If a correlation actually existed there, we’d see those black dots much closer to either of the red lines, and it might look something like…. oh, I don’t know…. the comparison between GME and AMC? 😏
.98 is a VERY strong correlation during that window 😤
…but that’s the subject of my next DD for another day 😏🚀
Anyways! I didn’t want to stop with just one comparison.
I wanted to see if potentially the number of Reverse Repo Counterparties might have some kind of relationship, even if the Totals themselves didn’t. So I ran a similar analysis with differenced values for GME’s Open again along with the Counterparties, and here’s the result:
Nope, nothing significant here either.
BUT I WASN’T DONE YET.
I ran a third analysis on the amount of Reverse Repo Totals per Counterparty against GME’s Open price.
Third time’s the charm?
Nope, still no significant relationship to speak of.
I feel pretty confident based on this approach that no statistically significant relationship exists, or has ever really existed between GME’s price and the Reverse Repo.
But worry not fellow apes! Just because the Reverse Repo isn’t statistically related to GME’s price movements doesn’t mean the squeeze ain’t gonna squoze!
The exciting part about these analyses is that they’ve been a catalyst for the Superstonk Quants to develop a methodology for running these comparisons.

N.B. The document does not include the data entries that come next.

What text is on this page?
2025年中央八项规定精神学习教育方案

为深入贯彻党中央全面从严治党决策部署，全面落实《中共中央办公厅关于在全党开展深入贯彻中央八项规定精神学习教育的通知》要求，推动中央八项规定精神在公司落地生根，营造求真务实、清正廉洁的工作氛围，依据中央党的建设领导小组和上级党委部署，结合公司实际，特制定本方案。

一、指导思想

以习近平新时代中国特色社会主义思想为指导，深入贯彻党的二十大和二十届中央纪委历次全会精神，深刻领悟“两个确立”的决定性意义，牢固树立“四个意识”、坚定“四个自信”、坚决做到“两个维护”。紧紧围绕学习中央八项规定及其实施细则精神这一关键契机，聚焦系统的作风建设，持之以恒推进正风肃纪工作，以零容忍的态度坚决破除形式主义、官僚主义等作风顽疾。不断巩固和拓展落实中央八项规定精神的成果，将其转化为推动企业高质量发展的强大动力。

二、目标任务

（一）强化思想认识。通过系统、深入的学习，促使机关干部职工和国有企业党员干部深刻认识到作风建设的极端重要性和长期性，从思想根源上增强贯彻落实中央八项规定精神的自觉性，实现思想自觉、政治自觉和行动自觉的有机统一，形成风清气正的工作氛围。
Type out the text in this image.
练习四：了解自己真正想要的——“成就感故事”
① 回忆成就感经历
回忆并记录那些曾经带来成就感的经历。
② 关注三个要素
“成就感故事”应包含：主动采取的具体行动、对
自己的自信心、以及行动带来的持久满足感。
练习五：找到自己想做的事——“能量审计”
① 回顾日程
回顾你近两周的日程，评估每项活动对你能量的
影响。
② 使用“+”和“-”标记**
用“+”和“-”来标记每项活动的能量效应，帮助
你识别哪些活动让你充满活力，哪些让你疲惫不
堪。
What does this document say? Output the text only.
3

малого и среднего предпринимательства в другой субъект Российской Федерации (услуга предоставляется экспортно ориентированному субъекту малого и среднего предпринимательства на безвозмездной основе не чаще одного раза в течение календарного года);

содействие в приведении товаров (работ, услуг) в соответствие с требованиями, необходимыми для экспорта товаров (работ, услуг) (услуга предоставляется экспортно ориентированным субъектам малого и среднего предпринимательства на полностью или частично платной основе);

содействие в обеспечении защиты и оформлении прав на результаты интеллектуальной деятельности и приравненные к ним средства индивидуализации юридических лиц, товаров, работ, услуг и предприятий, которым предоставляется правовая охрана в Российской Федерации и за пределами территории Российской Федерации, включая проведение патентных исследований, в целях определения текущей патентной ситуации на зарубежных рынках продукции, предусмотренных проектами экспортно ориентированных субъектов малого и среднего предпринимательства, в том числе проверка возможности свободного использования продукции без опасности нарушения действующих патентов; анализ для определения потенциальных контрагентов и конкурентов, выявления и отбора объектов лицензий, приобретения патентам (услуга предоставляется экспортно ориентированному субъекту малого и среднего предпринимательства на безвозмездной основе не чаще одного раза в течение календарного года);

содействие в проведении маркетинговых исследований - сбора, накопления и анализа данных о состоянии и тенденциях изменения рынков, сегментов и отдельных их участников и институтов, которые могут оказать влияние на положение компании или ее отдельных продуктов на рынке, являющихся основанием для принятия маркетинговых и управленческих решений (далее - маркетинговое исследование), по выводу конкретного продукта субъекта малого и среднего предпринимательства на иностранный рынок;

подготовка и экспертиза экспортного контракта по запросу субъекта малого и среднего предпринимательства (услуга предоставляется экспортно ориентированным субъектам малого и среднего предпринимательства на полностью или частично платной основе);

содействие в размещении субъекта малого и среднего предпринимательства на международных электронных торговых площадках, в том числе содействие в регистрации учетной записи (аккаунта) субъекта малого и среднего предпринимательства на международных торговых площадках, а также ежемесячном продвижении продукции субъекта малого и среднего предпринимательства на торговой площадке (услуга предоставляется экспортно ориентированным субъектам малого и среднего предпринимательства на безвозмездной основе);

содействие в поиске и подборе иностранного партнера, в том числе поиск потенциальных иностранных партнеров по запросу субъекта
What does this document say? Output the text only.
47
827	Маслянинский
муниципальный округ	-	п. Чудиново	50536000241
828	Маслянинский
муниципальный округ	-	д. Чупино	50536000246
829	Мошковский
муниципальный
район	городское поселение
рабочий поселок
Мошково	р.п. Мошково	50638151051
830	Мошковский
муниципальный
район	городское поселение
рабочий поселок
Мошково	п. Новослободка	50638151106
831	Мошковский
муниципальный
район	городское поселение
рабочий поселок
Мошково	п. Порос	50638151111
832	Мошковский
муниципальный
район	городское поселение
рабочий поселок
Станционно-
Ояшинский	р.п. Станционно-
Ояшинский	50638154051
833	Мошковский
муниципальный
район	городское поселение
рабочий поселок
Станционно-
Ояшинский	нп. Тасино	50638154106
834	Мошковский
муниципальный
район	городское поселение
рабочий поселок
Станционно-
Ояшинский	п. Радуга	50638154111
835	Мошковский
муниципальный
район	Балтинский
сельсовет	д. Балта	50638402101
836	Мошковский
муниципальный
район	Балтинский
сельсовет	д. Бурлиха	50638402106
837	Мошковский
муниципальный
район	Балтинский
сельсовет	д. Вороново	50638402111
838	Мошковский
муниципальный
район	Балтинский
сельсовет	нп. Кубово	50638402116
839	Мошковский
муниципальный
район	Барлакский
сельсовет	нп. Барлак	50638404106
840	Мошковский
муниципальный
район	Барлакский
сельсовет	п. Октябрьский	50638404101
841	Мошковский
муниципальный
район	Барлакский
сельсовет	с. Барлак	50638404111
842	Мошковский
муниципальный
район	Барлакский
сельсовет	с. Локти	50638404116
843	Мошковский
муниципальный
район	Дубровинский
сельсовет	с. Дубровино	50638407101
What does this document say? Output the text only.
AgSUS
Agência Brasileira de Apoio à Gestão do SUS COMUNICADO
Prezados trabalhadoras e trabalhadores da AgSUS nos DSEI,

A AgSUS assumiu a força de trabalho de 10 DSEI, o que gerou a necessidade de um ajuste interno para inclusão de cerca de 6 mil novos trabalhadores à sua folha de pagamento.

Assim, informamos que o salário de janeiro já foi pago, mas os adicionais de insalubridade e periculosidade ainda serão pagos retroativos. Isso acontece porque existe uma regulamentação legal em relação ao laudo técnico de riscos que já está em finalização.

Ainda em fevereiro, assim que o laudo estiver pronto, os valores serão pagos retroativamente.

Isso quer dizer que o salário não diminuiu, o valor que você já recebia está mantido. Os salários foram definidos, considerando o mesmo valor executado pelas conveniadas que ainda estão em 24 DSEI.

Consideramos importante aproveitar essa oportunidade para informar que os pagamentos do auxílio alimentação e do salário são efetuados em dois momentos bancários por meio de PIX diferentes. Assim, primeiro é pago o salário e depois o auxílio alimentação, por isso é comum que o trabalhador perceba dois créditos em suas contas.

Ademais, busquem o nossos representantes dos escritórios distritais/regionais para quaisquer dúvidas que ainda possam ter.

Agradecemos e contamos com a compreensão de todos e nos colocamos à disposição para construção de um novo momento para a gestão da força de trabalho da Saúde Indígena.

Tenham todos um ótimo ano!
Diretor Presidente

We’re planning to share more results of this approach very soon!
In the meantime, if you’d like to check out the code along with a brief summary of the analysis, we’ve hosted the R markdown on the Superstonk Quants website here!
Additionally, the full R code is available on our Github repo!
If there’s one thing that I’ve taken away from doing this work so far, its that:
APES ARE TRULY STRONGER TOGETHER 🐒🦍🦧💎🙌🚀🚀🚀🌝
BUCKLE UP.